Mathieu le jeune homme sans principe

Moi de c'temps-ci. Ça feel pas fort fort.


Bonjour les amis!

Avez-vous déjà pris l'autobus voyageur, les amis? Moi ça m'arrive de prendre l'autobus voyageur. Parfois les gens mangent de la nourriture dans les autobus voyageurs. Personnellement je trouve ça tout à fait répugnant en plus d'être un manque de respect pour les autres voyageurs qui n'ont pas nécessairement envie de respirer l'étrange fumet qui se dégage d'un ragoût de pattes de cochon tiède.

Toutefois, l'autre jour, j'avais faim en tabarnak et j'étais sur le point de m'embarquer pour un long périple Montréal-Québec. Je n'avais d'autre choix que d'aller me chercher de la bouffe histoire de ne pas digérer mon estomac une fois de plus. J'ai donc commis l'impensable et j'ai englouti du Thaï Express en chemin forçant ainsi mes collègues de voyage à respirer l'étrange fumet se dégageant de ma bouffe de tamoul.

Bref tout ça pour vous dire que j'ai trahi mes principes et que je suis rongé par les remords par les temps qui courent.

Signé Mathieu le jeune homme sans principe.

samedi 10 juillet 2010

MERCI MATHIEU


Aujourd'hui à la blibli, j'ai servi une madame.
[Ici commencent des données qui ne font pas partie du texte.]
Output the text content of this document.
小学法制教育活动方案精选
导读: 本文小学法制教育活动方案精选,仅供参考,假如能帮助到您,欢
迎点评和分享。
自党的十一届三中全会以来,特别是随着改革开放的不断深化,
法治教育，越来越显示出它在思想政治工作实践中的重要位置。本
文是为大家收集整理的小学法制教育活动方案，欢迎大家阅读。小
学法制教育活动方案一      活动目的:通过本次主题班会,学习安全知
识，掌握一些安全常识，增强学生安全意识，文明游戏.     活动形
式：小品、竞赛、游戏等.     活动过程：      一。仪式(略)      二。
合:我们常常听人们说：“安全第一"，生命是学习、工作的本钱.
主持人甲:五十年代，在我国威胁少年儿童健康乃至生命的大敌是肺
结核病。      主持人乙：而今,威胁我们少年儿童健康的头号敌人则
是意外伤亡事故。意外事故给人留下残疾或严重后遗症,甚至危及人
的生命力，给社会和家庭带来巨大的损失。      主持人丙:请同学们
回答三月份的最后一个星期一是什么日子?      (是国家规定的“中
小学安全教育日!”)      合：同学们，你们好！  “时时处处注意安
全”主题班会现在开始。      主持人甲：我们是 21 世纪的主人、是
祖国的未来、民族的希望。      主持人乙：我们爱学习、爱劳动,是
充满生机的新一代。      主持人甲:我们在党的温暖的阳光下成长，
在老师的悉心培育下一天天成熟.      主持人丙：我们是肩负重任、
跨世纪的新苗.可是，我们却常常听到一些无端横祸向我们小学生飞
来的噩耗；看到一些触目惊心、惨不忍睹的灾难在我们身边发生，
En partant, elle me dit: "je te remercie infiniment". Soit qu'elle a vraiment vraiment aimé mon service ou soit que cette dame est une parfaite insconsciente. Remercier jusqu'à l'infini c'est très long. Même si quelqu'un me donnait 1 milliard de dollars, je le remercierais pas infiniment. Être pogné à dire merci constamment jusqu'à la fin des temps? NON MERCI.

J'aurais du dire à la madame qu'est conne.

lundi 7 juin 2010

L'infâme marche du 4 jeudis

Ah, la p'tite vlimeuse.


Je vous le dis, chers lecteurs, nous avons ici affaire à une véritable criminelle. Cette dénivellation du plancher est formellement accusée de voler la dignité de nombreuses jeunes filles. Ce faisant, leur garantissant de ne ramener que la honte chez elles pour un « one-night stand ». Laissez-moi faire état de la situation.
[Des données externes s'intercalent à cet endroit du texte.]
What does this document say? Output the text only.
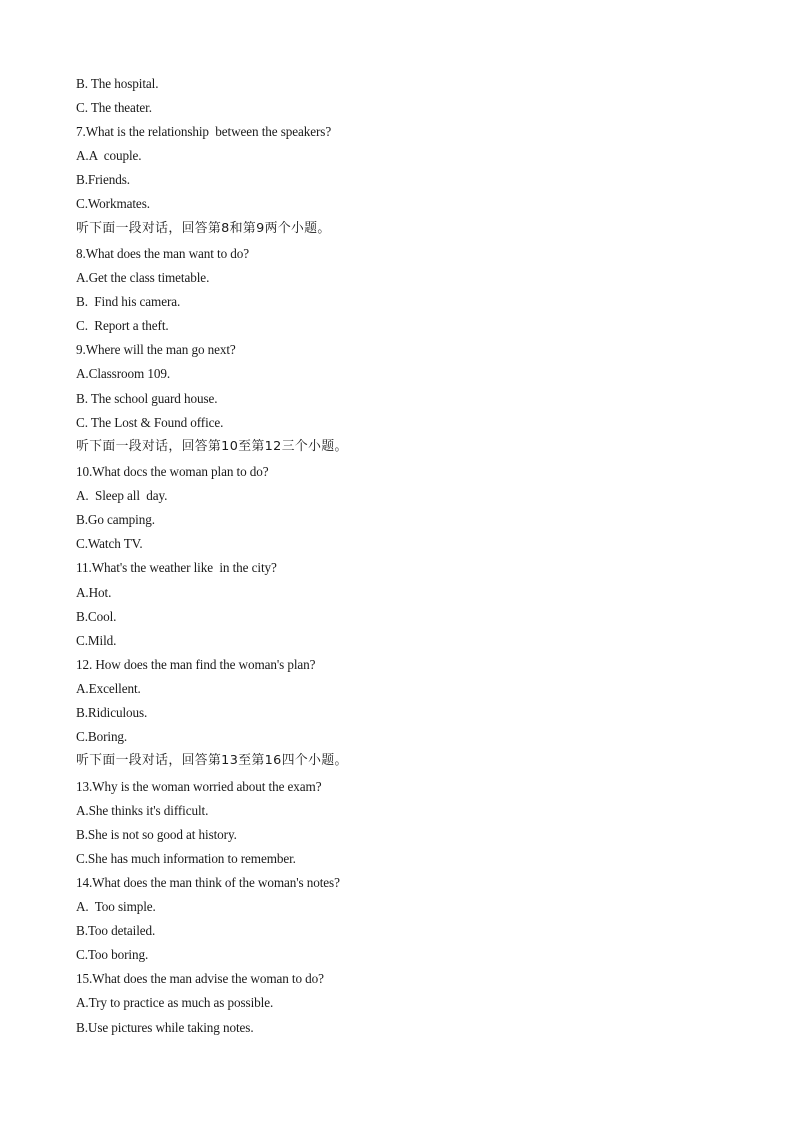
B. The hospital.
C. The theater.
7.What is the relationship  between the speakers?
A.A  couple.
B.Friends.
C.Workmates.
听下面一段对话，回答第8和第9两个小题。
8.What does the man want to do?
A.Get the class timetable.
B.  Find his camera.
C.  Report a theft.
9.Where will the man go next?
A.Classroom 109.
B. The school guard house.
C. The Lost & Found office.
听下面一段对话，回答第10至第12三个小题。
10.What docs the woman plan to do?
A.  Sleep all  day.
B.Go camping.
C.Watch TV.
11.What's the weather like  in the city?
A.Hot.
B.Cool.
C.Mild.
12. How does the man find the woman's plan?
A.Excellent.
B.Ridiculous.
C.Boring.
听下面一段对话，回答第13至第16四个小题。
13.Why is the woman worried about the exam?
A.She thinks it's difficult.
B.She is not so good at history.
C.She has much information to remember.
14.What does the man think of the woman's notes?
A.  Too simple.
B.Too detailed.
C.Too boring.
15.What does the man advise the woman to do?
A.Try to practice as much as possible.
B.Use pictures while taking notes.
Lors de nos nombreuses soirées de DJ, Eric et moi avons remarqué une bien inquiétante tendance. Il semblerait que plus les soirées avancent, plus les jeunes filles branchées alignent les cosmo et plus cette redoutable marche fait de victimes.
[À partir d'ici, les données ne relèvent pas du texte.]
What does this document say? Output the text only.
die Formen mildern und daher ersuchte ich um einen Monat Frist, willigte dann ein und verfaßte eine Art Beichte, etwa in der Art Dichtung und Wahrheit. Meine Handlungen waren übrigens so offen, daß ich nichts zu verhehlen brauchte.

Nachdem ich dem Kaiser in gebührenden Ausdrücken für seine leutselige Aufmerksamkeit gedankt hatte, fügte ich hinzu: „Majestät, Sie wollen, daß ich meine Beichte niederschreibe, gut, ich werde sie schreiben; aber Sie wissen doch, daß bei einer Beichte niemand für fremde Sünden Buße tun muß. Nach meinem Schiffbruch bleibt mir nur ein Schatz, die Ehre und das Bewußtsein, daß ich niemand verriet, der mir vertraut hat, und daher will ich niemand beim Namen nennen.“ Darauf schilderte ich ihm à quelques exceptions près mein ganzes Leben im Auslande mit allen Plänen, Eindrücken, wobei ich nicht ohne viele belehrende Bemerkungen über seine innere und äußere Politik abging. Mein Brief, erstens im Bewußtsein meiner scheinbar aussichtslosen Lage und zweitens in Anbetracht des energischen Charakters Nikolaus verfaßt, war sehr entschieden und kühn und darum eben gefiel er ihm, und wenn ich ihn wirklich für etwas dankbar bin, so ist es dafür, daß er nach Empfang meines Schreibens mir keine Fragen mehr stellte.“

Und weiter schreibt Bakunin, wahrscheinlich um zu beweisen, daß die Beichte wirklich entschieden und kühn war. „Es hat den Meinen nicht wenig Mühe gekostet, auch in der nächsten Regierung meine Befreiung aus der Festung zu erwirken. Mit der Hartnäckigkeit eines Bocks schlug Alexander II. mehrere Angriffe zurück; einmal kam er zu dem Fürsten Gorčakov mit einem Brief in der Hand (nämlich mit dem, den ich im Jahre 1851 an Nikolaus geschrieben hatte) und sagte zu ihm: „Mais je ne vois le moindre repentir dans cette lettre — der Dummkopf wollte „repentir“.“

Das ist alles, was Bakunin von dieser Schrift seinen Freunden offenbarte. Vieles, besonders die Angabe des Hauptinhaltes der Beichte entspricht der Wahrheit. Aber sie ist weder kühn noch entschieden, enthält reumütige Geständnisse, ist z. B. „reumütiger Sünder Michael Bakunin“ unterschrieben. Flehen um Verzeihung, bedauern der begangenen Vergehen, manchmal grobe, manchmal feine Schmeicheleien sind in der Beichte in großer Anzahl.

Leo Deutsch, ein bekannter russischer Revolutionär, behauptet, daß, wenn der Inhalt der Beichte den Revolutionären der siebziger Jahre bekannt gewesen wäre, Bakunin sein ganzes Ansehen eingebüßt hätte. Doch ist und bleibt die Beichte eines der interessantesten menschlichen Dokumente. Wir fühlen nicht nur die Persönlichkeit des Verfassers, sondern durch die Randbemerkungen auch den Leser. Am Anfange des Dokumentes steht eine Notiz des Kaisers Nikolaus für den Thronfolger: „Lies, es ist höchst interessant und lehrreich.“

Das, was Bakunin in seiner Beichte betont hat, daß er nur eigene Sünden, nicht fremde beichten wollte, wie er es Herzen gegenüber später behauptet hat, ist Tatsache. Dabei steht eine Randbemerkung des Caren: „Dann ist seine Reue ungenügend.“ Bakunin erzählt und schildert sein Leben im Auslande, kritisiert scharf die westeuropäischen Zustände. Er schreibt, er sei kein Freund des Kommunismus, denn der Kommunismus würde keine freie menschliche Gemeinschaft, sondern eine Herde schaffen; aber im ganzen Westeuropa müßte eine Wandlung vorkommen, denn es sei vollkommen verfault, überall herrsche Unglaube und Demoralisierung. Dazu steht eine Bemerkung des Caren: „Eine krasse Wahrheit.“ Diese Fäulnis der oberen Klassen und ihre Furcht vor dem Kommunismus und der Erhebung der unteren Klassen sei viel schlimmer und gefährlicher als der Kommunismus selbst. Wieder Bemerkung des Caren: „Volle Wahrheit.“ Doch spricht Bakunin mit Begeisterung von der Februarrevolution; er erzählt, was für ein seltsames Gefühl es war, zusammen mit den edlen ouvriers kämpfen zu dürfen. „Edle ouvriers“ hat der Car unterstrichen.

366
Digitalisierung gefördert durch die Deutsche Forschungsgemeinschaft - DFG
Tenez, encore vendredi dernier, une bien jolie jeune fille, toute délicate et bien habillée, appelons-la Gigi. Notons que Gigi avait passé un bon deux heures à se préparer, à faire ses cheveux en buvant un verre de rosé en dansant sur du D-Noy et en faisant attendre ses « chums de fille » en tentant de se brancher sur quelle robe sexy porter. Gigi et ses amies allaient à la pêche aux mâles. Malheureusement, la soirée de rêve de Gigi se termina abruptement lorsque, au bras de Tony (Antoine Pleau) (un beau spécimen tout en muscles), elle tenta de quitter le 4 jeudis, mais fut victime de la sordide marche. Elle s'y buta royalement, tituba, puis prit une plonge digne de passer à Drôles de vidéos le samedi matin. Un peu étourdie par la chute et les shooters de B-52, Gigi se mit à sacrer en pleurant tout en laissant apparaître de nombreux petits filets de bave. Tony opta pour aller finir la soirée aux danseuses avec ses « boys du gym », sans Gigi.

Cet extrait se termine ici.